In 1986, at 17 years of age, I was diagnosed with thyroid cancer. Life expectancy: two years, maybe one. I learnt to live within the pure present. No future, no past, no expectations, no regrets, only the ignition of the moment, a spark struck inside a void that I recognised as the foundation of existence, a foundation that was more authentic and nourishing – so it seemed to me – than the fullness of memory and purpose that had structured my life until that moment.
In truth, long before my illness, I had already started to work on what I called “the nostalgia of the present”, the vital and poignant pleasure of savouring each instant in its unrepeatability, in its perpetual virgin arising and eternal setting; but the prospect of not having prospects made this work even more crucial, more urgent and even more voluptuous and natural, even if at the cost of a harrowing anguish.
Many long weeks later, suspended in the fragrance of eternity, the doctors told me that they had been mistaken. I didn’t have cancer. The new revelation was even more devastating than the previous one. I was condemned to live anew within time that flows, which consumes itself with each passing year, a time within which one must construct existence and not only make it pulsate.
I felt lost in a lacerating dilemma: how to organically unite the two dimensions, the vertigo of the Void and that of Fullness? How to protect them from mutual destruction? I began to look for the answer in music, the focal point of my existence since I was a young boy.

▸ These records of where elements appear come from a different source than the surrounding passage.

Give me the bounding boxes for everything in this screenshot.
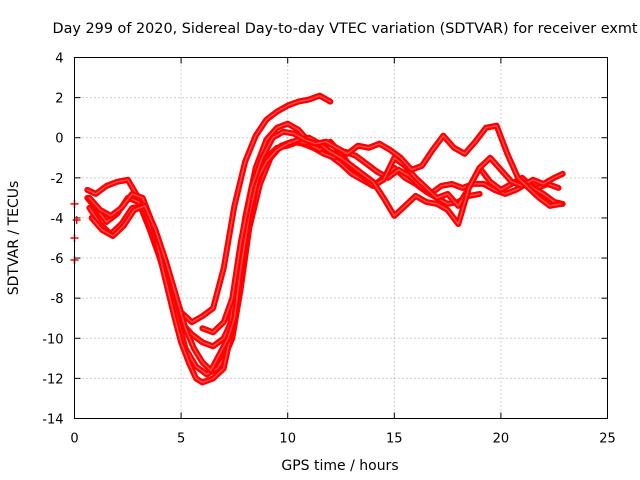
series-track-2-marker-texture bbox=[86, 122, 481, 348]
x-tick-label: 0 bbox=[70, 432, 78, 447]
y-tick-label: 4 bbox=[55, 52, 63, 67]
series-track-1-marker-texture bbox=[86, 94, 332, 323]
y-tick-label: -2 bbox=[51, 172, 64, 187]
data-point bbox=[72, 215, 81, 224]
y-tick-label: -8 bbox=[51, 292, 64, 307]
series-track-6-marker-texture bbox=[201, 124, 562, 334]
data-series bbox=[84, 92, 566, 386]
series-track-4-marker-texture bbox=[88, 140, 564, 384]
y-axis-ticks: -14 -12 -10 -8 -6 -4 -2 0 2 4 bbox=[42, 52, 608, 428]
y-tick-label: -14 bbox=[42, 413, 63, 428]
x-tick-label: 15 bbox=[386, 432, 403, 447]
series-track-5 bbox=[88, 134, 566, 374]
y-tick-label: -12 bbox=[42, 372, 63, 387]
isolated-points bbox=[70, 199, 81, 265]
y-tick-label: 0 bbox=[55, 132, 63, 147]
x-tick-label: 20 bbox=[493, 432, 510, 447]
x-tick-label: 25 bbox=[599, 432, 616, 447]
y-axis-label: SDTVAR / TECUs bbox=[6, 181, 22, 296]
chart-title: Day 299 of 2020, Sidereal Day-to-day VTE… bbox=[53, 21, 639, 37]
x-tick-label: 10 bbox=[279, 432, 296, 447]
x-axis-label: GPS time / hours bbox=[281, 458, 398, 474]
series-track-4 bbox=[86, 138, 566, 386]
series-track-2 bbox=[84, 120, 483, 350]
y-tick-label: 2 bbox=[55, 92, 63, 107]
x-tick-label: 5 bbox=[177, 432, 185, 447]
y-tick-label: -6 bbox=[51, 252, 64, 267]
plot-frame bbox=[74, 57, 608, 419]
y-tick-label: -4 bbox=[51, 212, 64, 227]
y-tick-label: -10 bbox=[42, 332, 63, 347]
x-axis-ticks: 0 5 10 15 20 25 bbox=[70, 57, 616, 447]
series-track-6 bbox=[199, 122, 564, 336]
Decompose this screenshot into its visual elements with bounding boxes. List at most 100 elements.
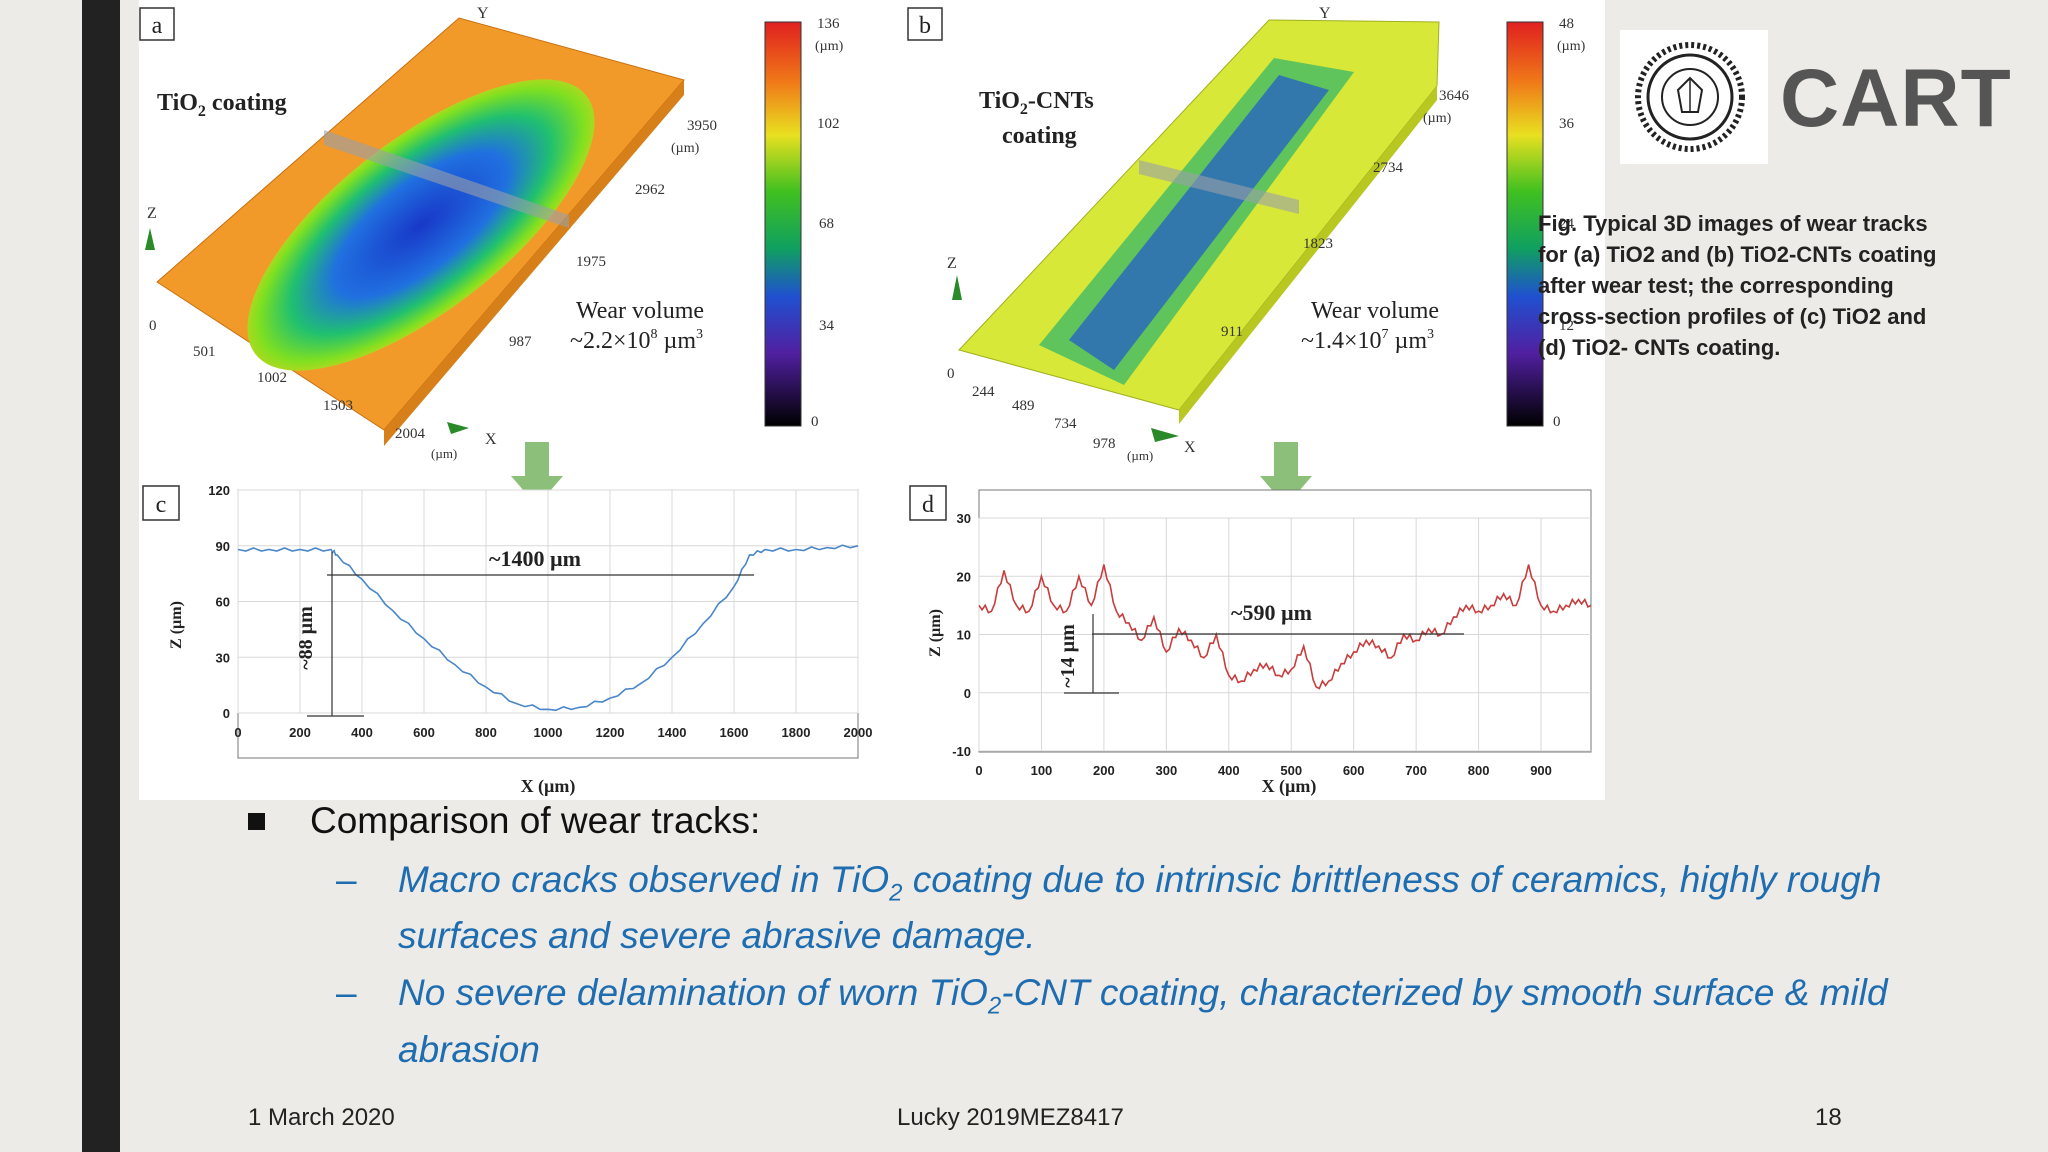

Whatever compositional strategy I developed, however, was missing the vital spark of the present moment, and any improvisational praxis, on the other hand, failed to placate my need for the unrepeatable to come to life systematically. I needed to plunge myself into the centre of a crossroads: organise – and channel onto the written page – as much the intensity of the composition as that of the performative experience. After years of cracking my cranium against the wall that separated the two camps, I managed to tear it down and I found my path: the HN System.
The concept is this: enter into the corporeal and mental act through which the performer creates and controls sound, penetrating deeply into the process, breaking it up into parameters and recomposing it into polyphonic strata, in fact, polyparametric. In this way, performative power becomes compositional architecture.
I formulated an intricate musical system consisting of composition, performance and notation techniques, with the ambition of capturing the mysterious affective resonance of sound. After the first ten years of obstinately mining its possibilities, I gave it the name of ‘HN System’. Structure and the ephemeral. HN, hic et nunc, here and now.